The completed facility will increase Agthia's flour production capacity by 50 per centand will incorporate 10 grain silos storing 5,000 tonnes each. The silos will be owned by the Abu Dhabi Food Control Authority, said Ilias Assimakopoulos, the chief executive of Agthia Group.
"The silo project is undertaken by the Abu Dhabi Food Control Authority, which has been mandated by the Government to address some of the food security matters … At any point in time, we will make sure that a certain amount of wheat is available in case of emergency," he said at ground-breaking ceremony for the complex.
The facility in Abu Dhabi's Al Wathba area will be built at an estimated initial cost of between Dh48 million (US$13.06m) and Dh50m, and is due to start production in the fourth quarter of this year. The frozen foods plant is expected to be operational by the second quarter of next year.
The UN Food and Agriculture Organisation's food price index, which incorporates the average prices of meat, dairy products, cereals, cooking oil, fats and sugar, reached 215 points last month, up 25 per cent from the same month in 2009. This surpassed the previous record of 213.8 points in June 2008, the height of the 2007-2008 food price rise that triggered riots in countries including Egypt and Haiti.
Meanwhile, the food security committee at the Riyadh Chamber of Commerce on Sunday called for more storage facilities for wheat, barley, soya beans, sugar, rice and other food commodities to cushion the effects of price rises, according to Bloomberg.

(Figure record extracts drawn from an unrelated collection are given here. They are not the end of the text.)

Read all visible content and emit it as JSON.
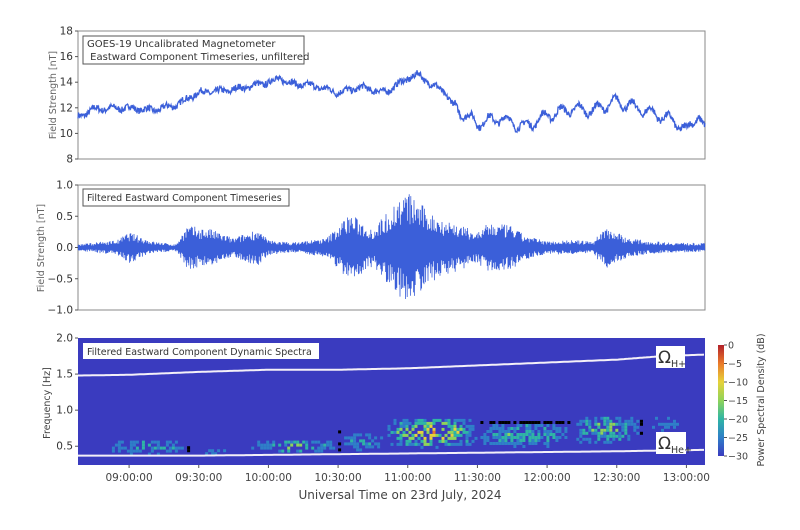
{
  "chart_data": [
    {
      "type": "line",
      "title": "GOES-19 Uncalibrated Magnetometer\n Eastward Component Timeseries, unfiltered",
      "ylabel": "Field Strength [nT]",
      "ylim": [
        8,
        18
      ],
      "yticks": [
        "8",
        "10",
        "12",
        "14",
        "16",
        "18"
      ],
      "xlim": [
        "08:38",
        "13:08"
      ],
      "color": "#3b5fd9",
      "series": [
        {
          "x": [
            "08:38",
            "08:45",
            "09:00",
            "09:10",
            "09:20",
            "09:30",
            "09:40",
            "09:50",
            "10:00",
            "10:05",
            "10:10",
            "10:20",
            "10:30",
            "10:40",
            "10:50",
            "11:00",
            "11:05",
            "11:10",
            "11:15",
            "11:20",
            "11:25",
            "11:30",
            "11:40",
            "11:50",
            "12:00",
            "12:10",
            "12:20",
            "12:30",
            "12:40",
            "12:50",
            "12:55",
            "13:00",
            "13:05",
            "13:08"
          ],
          "y": [
            11.3,
            11.9,
            12.0,
            11.8,
            12.2,
            13.2,
            13.3,
            13.6,
            14.0,
            14.3,
            13.9,
            13.7,
            13.2,
            13.6,
            13.2,
            14.3,
            14.6,
            13.8,
            13.4,
            12.1,
            11.4,
            10.8,
            11.2,
            10.5,
            11.4,
            11.9,
            11.8,
            12.5,
            11.9,
            11.3,
            10.9,
            10.2,
            11.5,
            10.2
          ]
        }
      ]
    },
    {
      "type": "line",
      "title": "Filtered Eastward Component Timeseries",
      "ylabel": "Field Strength [nT]",
      "ylim": [
        -1.0,
        1.0
      ],
      "yticks": [
        "−1.0",
        "−0.5",
        "0.0",
        "0.5",
        "1.0"
      ],
      "xlim": [
        "08:38",
        "13:08"
      ],
      "color": "#3b5fd9",
      "envelope": {
        "x": [
          "08:38",
          "08:45",
          "08:55",
          "09:00",
          "09:10",
          "09:20",
          "09:25",
          "09:35",
          "09:45",
          "09:55",
          "10:00",
          "10:10",
          "10:25",
          "10:35",
          "10:45",
          "10:55",
          "11:00",
          "11:10",
          "11:20",
          "11:30",
          "11:35",
          "11:45",
          "11:50",
          "12:00",
          "12:10",
          "12:20",
          "12:25",
          "12:35",
          "12:45",
          "12:55",
          "13:08"
        ],
        "amplitude": [
          0.05,
          0.08,
          0.12,
          0.25,
          0.1,
          0.05,
          0.35,
          0.3,
          0.15,
          0.3,
          0.12,
          0.08,
          0.15,
          0.55,
          0.3,
          0.75,
          0.9,
          0.55,
          0.4,
          0.25,
          0.4,
          0.35,
          0.2,
          0.1,
          0.12,
          0.1,
          0.35,
          0.15,
          0.1,
          0.08,
          0.07
        ]
      }
    },
    {
      "type": "heatmap",
      "title": "Filtered Eastward Component Dynamic Spectra",
      "ylabel": "Frequency [Hz]",
      "xlabel": "Universal Time on 23rd July, 2024",
      "ylim": [
        0.24,
        2.0
      ],
      "yticks": [
        "0.5",
        "1.0",
        "1.5",
        "2.0"
      ],
      "xlim": [
        "08:38",
        "13:08"
      ],
      "xticks": [
        "09:00:00",
        "09:30:00",
        "10:00:00",
        "10:30:00",
        "11:00:00",
        "11:30:00",
        "12:00:00",
        "12:30:00",
        "13:00:00"
      ],
      "colorbar": {
        "label": "Power Spectral Density (dB)",
        "range": [
          -30,
          0
        ],
        "ticks": [
          "0",
          "−5",
          "−10",
          "−15",
          "−20",
          "−25",
          "−30"
        ],
        "colors": [
          "#3a3bbf",
          "#2f7fc8",
          "#2fb5a5",
          "#8fd35a",
          "#e6d23a",
          "#ea7a2a",
          "#b3202a"
        ]
      },
      "power_regions": [
        {
          "t": [
            "08:50",
            "09:25"
          ],
          "f": [
            0.4,
            0.62
          ],
          "peak_db": -18
        },
        {
          "t": [
            "09:25",
            "09:45"
          ],
          "f": [
            0.4,
            0.5
          ],
          "peak_db": -24
        },
        {
          "t": [
            "09:50",
            "10:30"
          ],
          "f": [
            0.42,
            0.62
          ],
          "peak_db": -16
        },
        {
          "t": [
            "10:30",
            "10:50"
          ],
          "f": [
            0.45,
            0.72
          ],
          "peak_db": -20
        },
        {
          "t": [
            "10:50",
            "11:30"
          ],
          "f": [
            0.5,
            0.92
          ],
          "peak_db": -4
        },
        {
          "t": [
            "11:30",
            "12:10"
          ],
          "f": [
            0.5,
            0.85
          ],
          "peak_db": -16
        },
        {
          "t": [
            "12:10",
            "12:40"
          ],
          "f": [
            0.55,
            0.95
          ],
          "peak_db": -14
        },
        {
          "t": [
            "12:40",
            "13:00"
          ],
          "f": [
            0.7,
            0.95
          ],
          "peak_db": -24
        }
      ],
      "lines": [
        {
          "label": "Ω",
          "sub": "H+",
          "x": [
            "08:38",
            "09:00",
            "09:30",
            "10:00",
            "10:30",
            "11:00",
            "11:30",
            "12:00",
            "12:30",
            "12:50",
            "13:08"
          ],
          "y": [
            1.48,
            1.49,
            1.53,
            1.56,
            1.56,
            1.58,
            1.62,
            1.66,
            1.7,
            1.75,
            1.77
          ]
        },
        {
          "label": "Ω",
          "sub": "He+",
          "x": [
            "08:38",
            "09:30",
            "10:00",
            "10:30",
            "11:00",
            "11:30",
            "12:00",
            "12:30",
            "13:08"
          ],
          "y": [
            0.37,
            0.37,
            0.38,
            0.39,
            0.4,
            0.41,
            0.42,
            0.43,
            0.45
          ]
        }
      ]
    }
  ]
}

Retailers in the UAE say prices of certain items in the shops such as sugar and oil have approached 2008 levels but not yet reached "extraordinary" levels. However, many expect consumers to feel the pinch later this year.
Mr Assimakopoulos said he did not anticipate price rises in the company's bread and animal-feed products, because of long-standing subsidies provided by the Abu Dhabi Government.
"For the time being, as a result of this government initiative to protect the consumers, we don't anticipate any major threat to the retail prices. Clearly, the burden has been absorbed by the Abu Dhabi Government." Agthia has not raised any of its prices but may review its prices in the future if other commodities become costlier, he said.
"Outside of grains, the only other element in terms of raw material that would have an impact on us is sugar, but its not a primary activity [for us] … it depends on how aggressive these raw material increases are.
"We might have to reflect this into our price. We haven't taken any price increases yet, but we might in 2011. We will see how the pricing of raw materials develops."